L’amour n’est plus de l’amour, le sexe est mécanique et tout devient une mascarade. On se lasse avec le temps, car tout le quotidien prend la forme d’un scénario préétabli. Chaque conséquence paraît logique et dérangeante à la fois. Mais au-delà du concept, le véritable coup de cœur se porte sur la performance d’Inde, qui impressionne par la précision de son jeu. Sa prestation est physique, minutieuse et maligne. Sa préparation repose sur une compréhension instinctive du rôle. Elle confie avoir saisi immédiatement la personnalité de Nikki dans sa globalité dès la lecture du scénario, ce qui lui a permis d’aborder le tournage avec une assurance rare.
Une anecdote illustre parfaitement cette maîtrise : dès le premier jour, la scène où Nikki panique après un moment d’intimité a été tournée en une seule prise, et conservée telle quelle au montage. Ce choix traduit la justesse de son interprétation, brute, sans artifice. D’autant plus marquant qu’elle n’est pas familière du cinéma d’horreur, ce qui renforce la sincérité de son jeu.

Curry Barker est un jeune réalisateur, scénariste et monteur américain qui s’est d’abord fait connaître sur YouTube avec des contenus mêlant humour et narration, notamment au sein du duo That’s a Bad Idea. Très tôt, il développe un goût pour la mise en scène, réalisant ses propres projets dès l’adolescence. Son parcours prend un tournant avec le court métrage The Chair, puis avec le long métrage indépendant Milk & Serial, devenu viral. Avec Obsession, il signe son premier film destiné au cinéma, affirmant un style mêlant réalisme, tension et exploration des émotions extrêmes.
Comment est née l’idée du baton magique ?
L’idée du bâton que l’on casse pour formuler un vœu s’inscrit dans une réflexion plus large autour des objets censés exaucer les désirs.
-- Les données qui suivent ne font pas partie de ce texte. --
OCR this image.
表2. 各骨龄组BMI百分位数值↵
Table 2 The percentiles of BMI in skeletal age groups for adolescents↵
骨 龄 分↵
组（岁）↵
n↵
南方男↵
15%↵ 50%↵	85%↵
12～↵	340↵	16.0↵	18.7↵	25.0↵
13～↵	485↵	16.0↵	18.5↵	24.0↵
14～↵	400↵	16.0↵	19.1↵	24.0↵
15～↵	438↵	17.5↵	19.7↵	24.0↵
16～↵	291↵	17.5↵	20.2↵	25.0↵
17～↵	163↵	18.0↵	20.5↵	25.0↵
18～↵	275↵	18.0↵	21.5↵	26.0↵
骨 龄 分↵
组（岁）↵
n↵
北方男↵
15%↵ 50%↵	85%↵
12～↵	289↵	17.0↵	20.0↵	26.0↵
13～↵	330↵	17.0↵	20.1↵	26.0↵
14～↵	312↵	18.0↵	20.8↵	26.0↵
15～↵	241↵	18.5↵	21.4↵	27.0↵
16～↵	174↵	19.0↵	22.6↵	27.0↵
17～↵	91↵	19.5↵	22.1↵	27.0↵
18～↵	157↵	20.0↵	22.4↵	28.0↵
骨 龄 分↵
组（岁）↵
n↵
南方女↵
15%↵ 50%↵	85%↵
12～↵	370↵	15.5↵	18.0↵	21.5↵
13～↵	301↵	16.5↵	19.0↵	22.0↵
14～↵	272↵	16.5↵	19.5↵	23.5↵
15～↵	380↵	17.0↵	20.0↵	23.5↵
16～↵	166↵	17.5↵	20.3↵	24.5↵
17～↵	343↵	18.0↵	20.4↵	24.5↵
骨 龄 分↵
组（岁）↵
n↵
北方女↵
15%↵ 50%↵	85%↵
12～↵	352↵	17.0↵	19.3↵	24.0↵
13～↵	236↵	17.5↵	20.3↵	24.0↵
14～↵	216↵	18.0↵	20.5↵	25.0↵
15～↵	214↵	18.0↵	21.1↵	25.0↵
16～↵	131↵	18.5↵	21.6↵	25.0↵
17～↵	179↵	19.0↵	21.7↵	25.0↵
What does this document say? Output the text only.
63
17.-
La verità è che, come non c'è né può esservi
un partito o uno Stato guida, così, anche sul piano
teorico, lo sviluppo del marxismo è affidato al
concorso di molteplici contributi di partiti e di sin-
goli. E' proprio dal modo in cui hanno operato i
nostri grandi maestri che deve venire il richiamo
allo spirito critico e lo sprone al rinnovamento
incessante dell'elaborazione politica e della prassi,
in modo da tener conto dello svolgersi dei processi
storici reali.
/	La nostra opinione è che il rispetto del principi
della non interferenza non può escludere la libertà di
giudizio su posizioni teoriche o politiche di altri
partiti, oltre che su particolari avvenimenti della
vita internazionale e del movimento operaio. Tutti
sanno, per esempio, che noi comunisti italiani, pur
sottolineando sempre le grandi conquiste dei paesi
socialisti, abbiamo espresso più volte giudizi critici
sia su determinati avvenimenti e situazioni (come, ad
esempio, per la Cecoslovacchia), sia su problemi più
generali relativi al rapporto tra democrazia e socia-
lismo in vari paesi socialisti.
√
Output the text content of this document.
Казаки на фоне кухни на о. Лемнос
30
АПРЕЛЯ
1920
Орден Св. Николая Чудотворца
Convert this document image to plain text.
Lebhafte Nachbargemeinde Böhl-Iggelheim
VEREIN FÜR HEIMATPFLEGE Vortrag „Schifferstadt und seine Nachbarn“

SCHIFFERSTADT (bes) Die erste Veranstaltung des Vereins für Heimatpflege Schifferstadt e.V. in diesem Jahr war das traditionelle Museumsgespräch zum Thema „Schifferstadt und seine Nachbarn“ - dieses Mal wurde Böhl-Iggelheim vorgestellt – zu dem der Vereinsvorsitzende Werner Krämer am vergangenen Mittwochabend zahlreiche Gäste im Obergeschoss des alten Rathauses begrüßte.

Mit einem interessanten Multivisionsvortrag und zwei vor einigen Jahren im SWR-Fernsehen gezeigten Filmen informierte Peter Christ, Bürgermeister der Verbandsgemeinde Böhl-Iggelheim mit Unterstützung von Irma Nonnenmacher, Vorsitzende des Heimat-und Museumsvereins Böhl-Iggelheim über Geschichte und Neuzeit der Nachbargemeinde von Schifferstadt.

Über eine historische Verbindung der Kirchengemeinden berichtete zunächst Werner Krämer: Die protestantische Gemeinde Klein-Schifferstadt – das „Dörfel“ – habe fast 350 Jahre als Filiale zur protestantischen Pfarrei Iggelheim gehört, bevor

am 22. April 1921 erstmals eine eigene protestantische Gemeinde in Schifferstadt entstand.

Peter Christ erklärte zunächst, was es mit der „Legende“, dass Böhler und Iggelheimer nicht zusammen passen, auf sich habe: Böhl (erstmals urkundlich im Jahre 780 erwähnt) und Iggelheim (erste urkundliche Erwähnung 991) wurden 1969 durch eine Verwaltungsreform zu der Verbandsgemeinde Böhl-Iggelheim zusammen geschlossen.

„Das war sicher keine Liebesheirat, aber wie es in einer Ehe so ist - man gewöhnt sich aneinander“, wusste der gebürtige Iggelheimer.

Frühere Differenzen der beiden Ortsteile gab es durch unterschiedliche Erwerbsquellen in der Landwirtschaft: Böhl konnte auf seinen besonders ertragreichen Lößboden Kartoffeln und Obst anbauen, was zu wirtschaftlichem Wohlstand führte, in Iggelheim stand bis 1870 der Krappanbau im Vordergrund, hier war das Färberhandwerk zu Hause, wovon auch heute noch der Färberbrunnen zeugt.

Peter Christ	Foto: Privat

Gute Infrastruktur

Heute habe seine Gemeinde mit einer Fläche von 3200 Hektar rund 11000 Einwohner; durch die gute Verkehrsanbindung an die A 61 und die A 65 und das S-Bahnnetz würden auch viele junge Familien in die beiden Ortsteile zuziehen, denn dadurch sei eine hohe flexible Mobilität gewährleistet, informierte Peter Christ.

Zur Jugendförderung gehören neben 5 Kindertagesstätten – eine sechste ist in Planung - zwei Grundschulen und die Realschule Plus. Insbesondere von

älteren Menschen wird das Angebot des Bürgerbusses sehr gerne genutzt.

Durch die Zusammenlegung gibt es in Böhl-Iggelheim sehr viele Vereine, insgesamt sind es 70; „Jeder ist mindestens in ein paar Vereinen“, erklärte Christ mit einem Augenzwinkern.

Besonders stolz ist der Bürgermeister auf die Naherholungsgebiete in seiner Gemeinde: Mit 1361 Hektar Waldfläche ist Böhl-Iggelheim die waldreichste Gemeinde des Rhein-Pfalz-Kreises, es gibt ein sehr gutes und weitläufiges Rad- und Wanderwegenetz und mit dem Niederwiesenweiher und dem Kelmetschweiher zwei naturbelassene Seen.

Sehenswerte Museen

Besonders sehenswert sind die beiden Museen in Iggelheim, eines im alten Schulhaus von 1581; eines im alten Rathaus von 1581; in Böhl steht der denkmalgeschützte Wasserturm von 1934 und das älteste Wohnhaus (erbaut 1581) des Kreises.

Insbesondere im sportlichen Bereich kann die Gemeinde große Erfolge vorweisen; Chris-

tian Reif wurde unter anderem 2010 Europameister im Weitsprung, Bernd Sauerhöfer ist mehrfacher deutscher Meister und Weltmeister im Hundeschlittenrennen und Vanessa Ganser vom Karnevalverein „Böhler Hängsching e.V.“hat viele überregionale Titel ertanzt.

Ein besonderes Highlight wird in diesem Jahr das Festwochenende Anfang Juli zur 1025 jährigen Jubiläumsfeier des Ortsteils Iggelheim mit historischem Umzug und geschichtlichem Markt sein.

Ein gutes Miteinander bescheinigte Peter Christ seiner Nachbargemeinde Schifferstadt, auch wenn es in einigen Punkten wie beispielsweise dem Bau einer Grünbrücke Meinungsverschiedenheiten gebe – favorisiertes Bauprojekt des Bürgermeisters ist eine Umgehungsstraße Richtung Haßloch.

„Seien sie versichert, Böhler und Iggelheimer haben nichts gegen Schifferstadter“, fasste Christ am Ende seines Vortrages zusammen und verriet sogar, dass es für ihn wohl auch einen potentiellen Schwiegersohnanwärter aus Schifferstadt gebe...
Le réalisateur ne s’est pas contenté de reprendre un symbole existant, il a mené un travail de recherche sur différentes croyances populaires, de l’os du bonheur aux puits à souhaits, en passant par les étoiles filantes et les célèbres pattes de singe. Cependant, rien ne lui semblait suffisamment pertinent, ou du moins assez ancré dans une réalité contemporaine crédible.
C’est ainsi qu’est née l’idée de concevoir un objet original, le Exauce Un Vœu, pensé comme un artefact à la fois familier et profondément inquiétant. Le geste de casser le bâton renvoie directement à cette tradition de l’os que l’on brise pour faire un vœu, mais ici, le symbole est détourné. L’acte n’est plus anodin, il devient un point de bascule, presque irréversible, matérialisé par un mécanisme inspiré d’un gadget de farce et attrape qui provoque une rupture nette et visuelle. Ce choix renforce la tension du moment, comme une décision que l’on regrette aussitôt prise.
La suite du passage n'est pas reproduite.